A recent report by Deloitte has suggested that most of the impacts of a cyberattack are not considered by senior management and network professionals. The report refers to two types of impact, “Above the Surface” are direct costs that are well considered, but it also mentions, “Beneath the Surface” impacts, those that are less understood and as a result not considered when assessing risk.
The report mentions 14 impact factors in total, 7 above the surface and 7 below. Although one might disagree how cut and dry this 50:50 split really is, the report certainly raises important areas of consideration that budget holders must look into when deciding on cyber-protection spend. That said, while a rough cost has been attributed to each of these impacts in the report, the cost in real terms should be considered on a business to business basis. For example, one of the hidden costs, ‘value of lost contract revenue’ would be far larger for a business trading on long term contracts as opposed to a brand-focussed B2C business.
The ‘above the surface’ costs are as follows: Technical investigation, Customer breach notification, Post-breach customer protection, Regulatory compliance, Public relations, Attorney fees/litigation, and Cybersecurity improvements. The report’s principal author, Emily Mossburg, states “the effects of a cyberattack can ripple for years, resulting in a wide range of “hidden” costs—many of which are intangible impacts tied to reputation damage, operational disruption or loss of proprietary information or other strategic assets.” These hidden costs of course vary from industry to industry and business to business, but each can be carefully considered fairly easily if you’re looking for a rough idea of risk.

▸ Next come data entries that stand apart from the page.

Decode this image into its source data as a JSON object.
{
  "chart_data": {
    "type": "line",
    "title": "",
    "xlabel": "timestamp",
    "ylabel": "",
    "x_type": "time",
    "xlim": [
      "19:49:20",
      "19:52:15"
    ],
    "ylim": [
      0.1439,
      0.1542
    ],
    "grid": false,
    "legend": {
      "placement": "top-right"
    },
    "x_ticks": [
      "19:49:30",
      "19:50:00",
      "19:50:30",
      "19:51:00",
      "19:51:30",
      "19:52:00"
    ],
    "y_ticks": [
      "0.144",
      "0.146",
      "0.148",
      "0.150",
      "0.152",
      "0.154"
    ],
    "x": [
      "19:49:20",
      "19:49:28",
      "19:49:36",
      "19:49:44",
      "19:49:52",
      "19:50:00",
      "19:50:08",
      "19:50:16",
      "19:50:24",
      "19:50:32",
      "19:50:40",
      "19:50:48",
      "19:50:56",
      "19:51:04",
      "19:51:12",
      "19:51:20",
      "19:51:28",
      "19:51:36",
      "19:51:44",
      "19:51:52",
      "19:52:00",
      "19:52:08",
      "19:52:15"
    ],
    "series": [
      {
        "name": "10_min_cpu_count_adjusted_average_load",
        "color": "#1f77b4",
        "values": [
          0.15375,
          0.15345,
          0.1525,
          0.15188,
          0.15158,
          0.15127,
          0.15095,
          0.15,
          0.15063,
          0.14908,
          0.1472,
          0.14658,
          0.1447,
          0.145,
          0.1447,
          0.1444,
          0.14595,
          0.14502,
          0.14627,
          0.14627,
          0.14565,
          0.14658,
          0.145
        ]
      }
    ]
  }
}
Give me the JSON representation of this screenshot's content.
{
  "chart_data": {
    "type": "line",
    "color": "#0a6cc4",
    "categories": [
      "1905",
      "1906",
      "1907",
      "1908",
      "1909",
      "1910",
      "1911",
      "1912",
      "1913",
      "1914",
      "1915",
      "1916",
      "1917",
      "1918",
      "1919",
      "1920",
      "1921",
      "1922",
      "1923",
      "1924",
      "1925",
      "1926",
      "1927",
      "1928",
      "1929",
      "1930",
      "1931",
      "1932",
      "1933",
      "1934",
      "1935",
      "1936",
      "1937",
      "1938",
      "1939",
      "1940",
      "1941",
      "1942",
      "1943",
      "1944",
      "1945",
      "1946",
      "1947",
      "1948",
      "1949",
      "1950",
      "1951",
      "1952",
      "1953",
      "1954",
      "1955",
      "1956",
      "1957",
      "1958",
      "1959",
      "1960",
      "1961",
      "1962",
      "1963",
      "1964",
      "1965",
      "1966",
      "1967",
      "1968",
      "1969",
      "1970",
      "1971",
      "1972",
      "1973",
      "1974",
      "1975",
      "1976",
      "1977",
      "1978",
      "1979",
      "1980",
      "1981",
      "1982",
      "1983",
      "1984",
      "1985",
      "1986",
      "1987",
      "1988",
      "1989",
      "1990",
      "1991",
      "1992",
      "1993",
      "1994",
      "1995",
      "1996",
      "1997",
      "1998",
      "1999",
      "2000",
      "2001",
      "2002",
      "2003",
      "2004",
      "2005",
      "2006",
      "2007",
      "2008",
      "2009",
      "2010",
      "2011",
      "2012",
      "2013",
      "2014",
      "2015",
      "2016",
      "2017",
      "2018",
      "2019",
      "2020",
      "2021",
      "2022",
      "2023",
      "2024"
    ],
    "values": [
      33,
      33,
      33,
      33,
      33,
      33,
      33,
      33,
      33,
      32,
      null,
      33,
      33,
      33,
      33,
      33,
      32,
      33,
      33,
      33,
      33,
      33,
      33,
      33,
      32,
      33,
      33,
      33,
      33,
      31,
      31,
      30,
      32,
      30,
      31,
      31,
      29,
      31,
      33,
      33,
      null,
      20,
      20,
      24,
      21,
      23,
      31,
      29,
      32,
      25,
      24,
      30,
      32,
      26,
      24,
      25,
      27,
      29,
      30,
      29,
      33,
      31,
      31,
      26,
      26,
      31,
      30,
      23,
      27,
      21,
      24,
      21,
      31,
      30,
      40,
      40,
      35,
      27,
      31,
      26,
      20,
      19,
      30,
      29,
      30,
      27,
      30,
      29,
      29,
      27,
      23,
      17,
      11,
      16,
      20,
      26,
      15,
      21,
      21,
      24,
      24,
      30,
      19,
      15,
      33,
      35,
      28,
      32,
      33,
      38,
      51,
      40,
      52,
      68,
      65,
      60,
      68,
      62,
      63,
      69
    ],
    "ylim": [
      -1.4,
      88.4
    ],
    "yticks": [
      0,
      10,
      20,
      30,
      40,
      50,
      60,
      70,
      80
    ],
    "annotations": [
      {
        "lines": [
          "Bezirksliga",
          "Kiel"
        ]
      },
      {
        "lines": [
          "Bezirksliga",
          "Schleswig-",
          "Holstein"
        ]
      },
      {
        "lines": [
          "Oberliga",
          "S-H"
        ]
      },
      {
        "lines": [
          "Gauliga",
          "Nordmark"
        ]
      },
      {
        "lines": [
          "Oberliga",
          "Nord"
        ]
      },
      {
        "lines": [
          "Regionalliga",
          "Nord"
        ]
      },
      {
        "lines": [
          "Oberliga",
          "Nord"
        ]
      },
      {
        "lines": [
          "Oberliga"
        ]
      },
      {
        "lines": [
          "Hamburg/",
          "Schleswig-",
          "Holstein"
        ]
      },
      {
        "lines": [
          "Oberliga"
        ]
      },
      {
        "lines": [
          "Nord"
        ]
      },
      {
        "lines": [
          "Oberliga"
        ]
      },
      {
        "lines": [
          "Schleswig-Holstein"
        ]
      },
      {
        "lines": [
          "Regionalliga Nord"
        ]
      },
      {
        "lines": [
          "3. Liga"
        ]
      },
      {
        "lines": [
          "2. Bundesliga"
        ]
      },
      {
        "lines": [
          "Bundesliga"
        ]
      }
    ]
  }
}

The most eye-catching statistic raised, however, is the scale of these hidden costs. The report suggest that over 90% of costs in real terms could be made up of the hidden costs, largely in lost contract revenue, lost value of customer relationships, and devaluation of trade name. The impact to an engineering business or other areas with limited assets in key areas could be even more alarming, once loss of intellectual property is considered. The increase in state-sponsored cyber espionage could raise eyebrows for this loss of IP risk, with accusations all over the globe of governments stealing valuable IP data from commercial entities.
How much reports such as this will change how businesses protect their networks remain to be seen, however, the days of just deploying a firewall, some anti-virus and having a post incident plan in place are certainly over.